Morbidity Management and Disability Alleviation
- Morbidity Management is another pillar of strategy for ELF and states/UTs were advised on up-scaling home based morbidity management of Lymphoedema cases and Hydrocele operations. The process involved updating the line-listing of Lymphoedema & Hydrocele cases in the districts. Demonstration and training on simple foot hygiene to affected persons and motivate them for self practice.

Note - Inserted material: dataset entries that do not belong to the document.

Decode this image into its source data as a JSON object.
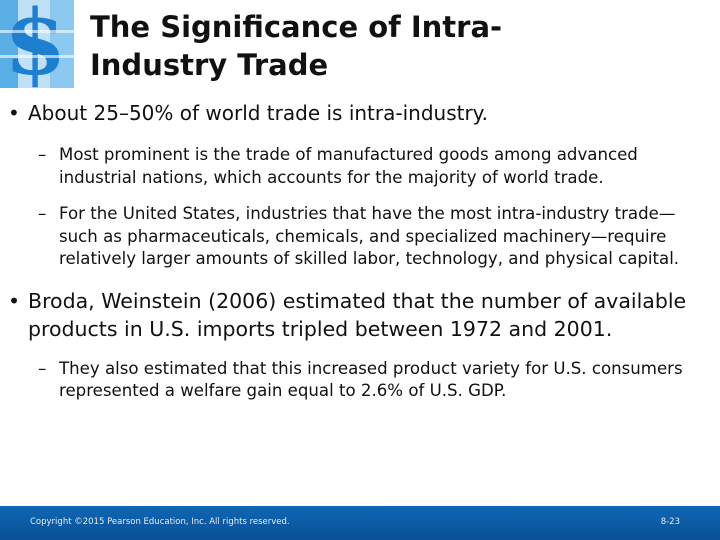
{
  "slide": {
    "title_line1": "The Significance of Intra-",
    "title_line2": "Industry Trade",
    "bullet_mark": "•",
    "sub_mark": "–",
    "bullets": [
      {
        "text": "About 25–50% of world trade is intra-industry.",
        "subs": [
          "Most prominent is the trade of manufactured goods among advanced industrial nations, which accounts for the majority of world trade.",
          "For the United States, industries that have the most intra-industry trade—such as pharmaceuticals, chemicals, and specialized machinery—require relatively larger amounts of skilled labor, technology, and physical capital."
        ]
      },
      {
        "text": "Broda, Weinstein (2006) estimated that the number of available products in U.S. imports tripled between 1972 and 2001.",
        "subs": [
          "They also estimated that this increased product variety for U.S. consumers represented a welfare gain equal to 2.6% of U.S. GDP."
        ]
      }
    ]
  },
  "footer": {
    "copyright": "Copyright ©2015 Pearson Education, Inc. All rights reserved.",
    "page_number": "8-23"
  },
  "colors": {
    "footer_bar": "#0b5aa6",
    "logo_blue": "#2a8fd6"
  }
}
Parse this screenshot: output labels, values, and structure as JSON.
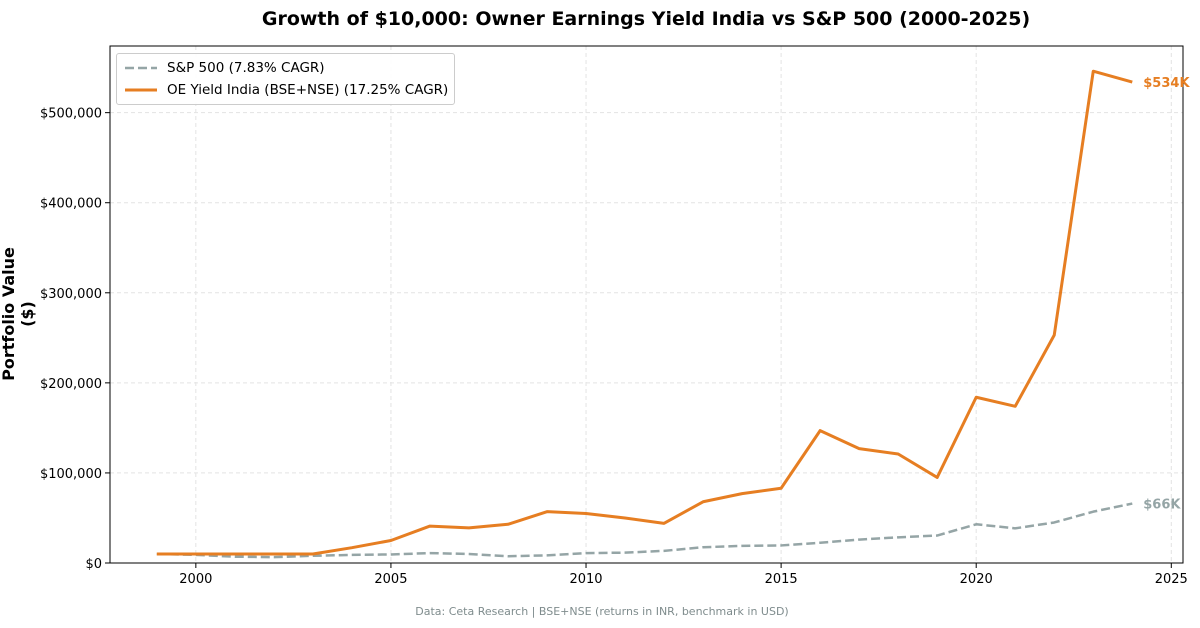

Motivate for surgical intervention to hydrocele cases. The updated report from LF endemic states/UTs indicated 8.27 lakh Lymphoedema and 3.76 lakh hydrocele cases.
- Since 2004, the states/UTs have reported 129572 hydrocele operations. Different states have initiated management of Lymphodema cases through demonstrating home based foot hygiene method to patients at local levels.